Anlaşıldı: Bunlar bizi gülmekten öldürecek!

Ekim 2014’te “karanlık günler geliyor” demiştim. Ve şunları yazmıştım:

“Bu seçim TÜRKİYE’NİN KADER SEÇİMİ olacak. Ya Erdoğan ve partisi kazanacak.. Böylece YENİ REJİMİ ilan edebilecekler. Ya da Cumhuriyet kazanacak. Böylece kaybedenler için, ucu yargılanmaya kadar gitmesi muhtemel bir süreç başlayacak. Erdoğan ve partisi fena halde farkında ve seçimde tüm silahlarını sahaya sürecek. Kaybetmemek için “ne yapılması mümkünse” o yapılacak.”

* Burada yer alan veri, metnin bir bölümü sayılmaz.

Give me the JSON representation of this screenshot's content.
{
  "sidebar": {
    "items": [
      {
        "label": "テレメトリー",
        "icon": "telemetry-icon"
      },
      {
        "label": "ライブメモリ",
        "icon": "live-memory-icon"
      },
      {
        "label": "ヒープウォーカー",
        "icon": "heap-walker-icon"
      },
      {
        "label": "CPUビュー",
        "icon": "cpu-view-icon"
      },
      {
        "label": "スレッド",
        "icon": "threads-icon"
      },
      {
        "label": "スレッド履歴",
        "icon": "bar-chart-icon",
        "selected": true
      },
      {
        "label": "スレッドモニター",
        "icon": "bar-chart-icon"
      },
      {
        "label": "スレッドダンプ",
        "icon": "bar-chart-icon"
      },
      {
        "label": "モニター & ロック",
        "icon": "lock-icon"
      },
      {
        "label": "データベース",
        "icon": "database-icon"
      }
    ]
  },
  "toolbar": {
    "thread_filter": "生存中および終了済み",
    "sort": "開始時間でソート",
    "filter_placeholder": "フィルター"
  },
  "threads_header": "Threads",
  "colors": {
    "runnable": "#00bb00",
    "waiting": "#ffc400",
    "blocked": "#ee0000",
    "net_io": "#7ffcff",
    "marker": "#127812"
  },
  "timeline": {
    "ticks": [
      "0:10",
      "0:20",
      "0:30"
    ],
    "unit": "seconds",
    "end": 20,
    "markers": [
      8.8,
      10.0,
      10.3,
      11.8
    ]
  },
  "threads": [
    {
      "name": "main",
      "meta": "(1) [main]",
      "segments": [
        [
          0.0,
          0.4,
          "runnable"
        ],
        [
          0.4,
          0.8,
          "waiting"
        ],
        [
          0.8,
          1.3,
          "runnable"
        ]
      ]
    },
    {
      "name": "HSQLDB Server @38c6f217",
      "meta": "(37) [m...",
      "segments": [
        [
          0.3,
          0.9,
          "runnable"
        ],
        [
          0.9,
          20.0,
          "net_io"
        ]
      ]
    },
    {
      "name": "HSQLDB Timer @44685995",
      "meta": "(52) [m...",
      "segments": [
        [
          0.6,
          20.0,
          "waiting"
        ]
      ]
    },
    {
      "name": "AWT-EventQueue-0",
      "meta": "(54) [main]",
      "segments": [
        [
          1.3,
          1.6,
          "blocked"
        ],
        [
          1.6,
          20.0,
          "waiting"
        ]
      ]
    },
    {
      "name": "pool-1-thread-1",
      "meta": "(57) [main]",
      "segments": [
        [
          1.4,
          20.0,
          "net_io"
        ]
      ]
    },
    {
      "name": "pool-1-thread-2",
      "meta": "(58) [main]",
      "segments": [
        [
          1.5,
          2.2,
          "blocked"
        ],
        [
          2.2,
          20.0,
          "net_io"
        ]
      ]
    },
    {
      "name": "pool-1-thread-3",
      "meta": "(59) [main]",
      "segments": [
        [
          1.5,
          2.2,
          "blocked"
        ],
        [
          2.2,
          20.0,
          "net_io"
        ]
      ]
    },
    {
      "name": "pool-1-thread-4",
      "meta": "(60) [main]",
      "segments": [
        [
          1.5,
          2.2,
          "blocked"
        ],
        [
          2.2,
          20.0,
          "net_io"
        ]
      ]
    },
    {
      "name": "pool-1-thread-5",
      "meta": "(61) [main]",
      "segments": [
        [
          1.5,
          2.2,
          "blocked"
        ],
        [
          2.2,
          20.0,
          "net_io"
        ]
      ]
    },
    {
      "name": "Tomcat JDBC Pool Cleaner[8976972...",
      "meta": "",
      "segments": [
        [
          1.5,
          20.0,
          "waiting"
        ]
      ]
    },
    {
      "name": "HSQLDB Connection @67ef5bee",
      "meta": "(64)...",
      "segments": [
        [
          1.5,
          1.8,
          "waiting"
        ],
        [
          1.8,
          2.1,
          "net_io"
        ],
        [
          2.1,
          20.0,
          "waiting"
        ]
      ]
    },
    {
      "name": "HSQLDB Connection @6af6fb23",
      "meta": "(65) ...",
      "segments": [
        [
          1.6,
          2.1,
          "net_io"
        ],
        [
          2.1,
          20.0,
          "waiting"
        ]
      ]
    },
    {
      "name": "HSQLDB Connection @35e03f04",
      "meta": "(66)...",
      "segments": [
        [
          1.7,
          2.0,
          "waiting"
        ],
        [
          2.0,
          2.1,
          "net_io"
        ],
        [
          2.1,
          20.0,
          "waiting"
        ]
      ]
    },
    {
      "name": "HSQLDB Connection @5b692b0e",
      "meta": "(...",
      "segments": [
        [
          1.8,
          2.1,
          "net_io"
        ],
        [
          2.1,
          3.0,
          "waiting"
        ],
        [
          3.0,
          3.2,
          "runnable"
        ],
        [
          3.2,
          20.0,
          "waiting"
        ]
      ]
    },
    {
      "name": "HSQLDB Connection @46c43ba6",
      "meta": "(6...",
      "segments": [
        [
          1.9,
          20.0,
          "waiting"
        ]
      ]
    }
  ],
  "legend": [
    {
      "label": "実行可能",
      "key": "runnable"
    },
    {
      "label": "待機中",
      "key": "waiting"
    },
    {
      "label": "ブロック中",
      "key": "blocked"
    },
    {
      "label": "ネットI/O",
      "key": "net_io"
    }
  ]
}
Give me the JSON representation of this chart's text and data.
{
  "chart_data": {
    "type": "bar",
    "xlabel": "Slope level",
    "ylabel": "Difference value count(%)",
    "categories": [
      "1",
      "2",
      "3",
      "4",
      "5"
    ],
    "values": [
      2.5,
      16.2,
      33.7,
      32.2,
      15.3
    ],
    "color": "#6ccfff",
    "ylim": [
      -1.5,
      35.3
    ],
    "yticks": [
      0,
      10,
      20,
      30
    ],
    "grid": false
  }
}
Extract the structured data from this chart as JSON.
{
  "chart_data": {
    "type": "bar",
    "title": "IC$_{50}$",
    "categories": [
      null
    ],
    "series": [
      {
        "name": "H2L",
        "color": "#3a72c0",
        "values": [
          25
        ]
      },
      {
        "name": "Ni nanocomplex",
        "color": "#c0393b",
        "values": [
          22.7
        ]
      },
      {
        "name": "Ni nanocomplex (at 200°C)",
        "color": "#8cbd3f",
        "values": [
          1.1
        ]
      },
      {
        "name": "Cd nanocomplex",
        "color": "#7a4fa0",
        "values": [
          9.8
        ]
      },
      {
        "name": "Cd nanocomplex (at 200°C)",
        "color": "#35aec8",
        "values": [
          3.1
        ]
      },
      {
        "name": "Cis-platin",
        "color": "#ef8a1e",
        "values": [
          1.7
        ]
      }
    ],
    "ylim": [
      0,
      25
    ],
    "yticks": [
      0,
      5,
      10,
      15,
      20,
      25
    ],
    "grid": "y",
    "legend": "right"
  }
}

Daha bu ayın başında ise, TEHLİKELİ OYUNLAR ZAMANI başlığı ile şöyle yazdım:

“Seçime doğru ortalığın iyice karışacağını.. Ve o kaosta CHP’ye darbe vurmak için pek çok yöntemin deneneceğini düşünüyorum. Kumpasların bini bir para olacak..”

Yanı sıra, Medya Mahallesi programında ya da katıldığım yayınlarda “suikast iddiaları ortaya atılacak ve hatta korkarım, toplumu inandırmak için girişimde bile bulunulacak” dedim.

Kehanet değildi. Tarihi, yakın tarihi ve otoriter rejimlerin oyunlarını okuyan, bilen biri olarak tahminde bulundum. Nitekim, perde SÜMEYYE’YE SUİKAST PLANI diye açıldı.

Ancak, itiraf etmeliyim; iki noktada yanılmışım.

·KUMPAS KARARGÂHI’nın oyunu bu kadar yüksekten açacağını düşünmüyordum. RTE’nin yakın çevresine dair iddiaların seçime doğru piyasaya sürülmesini bekliyordum.

·BU KADAR ACEMİ olacaklarını da düşünmemiştim doğrusu. Cemaat’in Balyoz / Ergenekon / OdaTV kumpaslarındaki “faaliyetleri” görmek istemeyenleri inandıracak kadar dikkatliydi. Sahtecilikte, tam bir profesyonellik düzeyindeydi. Oysa, Sümeyye Erdoğan’a suikast planı hikayesinde acemilik diz boyu. Saçma sapan bir diyalog “delil” muamelesi görüp manşetlere çekilmiş ya.. Adım gibi eminim, o sayfaları hazırlayanlar bile, saçmalığa gülmüş ya da homurdanmıştır. Ama ne yapsınlar! Emir büyük yerden!

*

Gerçi..

Bunları yazarken hatırladım. Aslında, Ergenekon / Balyoz davalarında da saçmalığın ayyuka çıktığı pekçok örnek yaşanmıştı. Özellikle de gizli tanık ifadelerinde.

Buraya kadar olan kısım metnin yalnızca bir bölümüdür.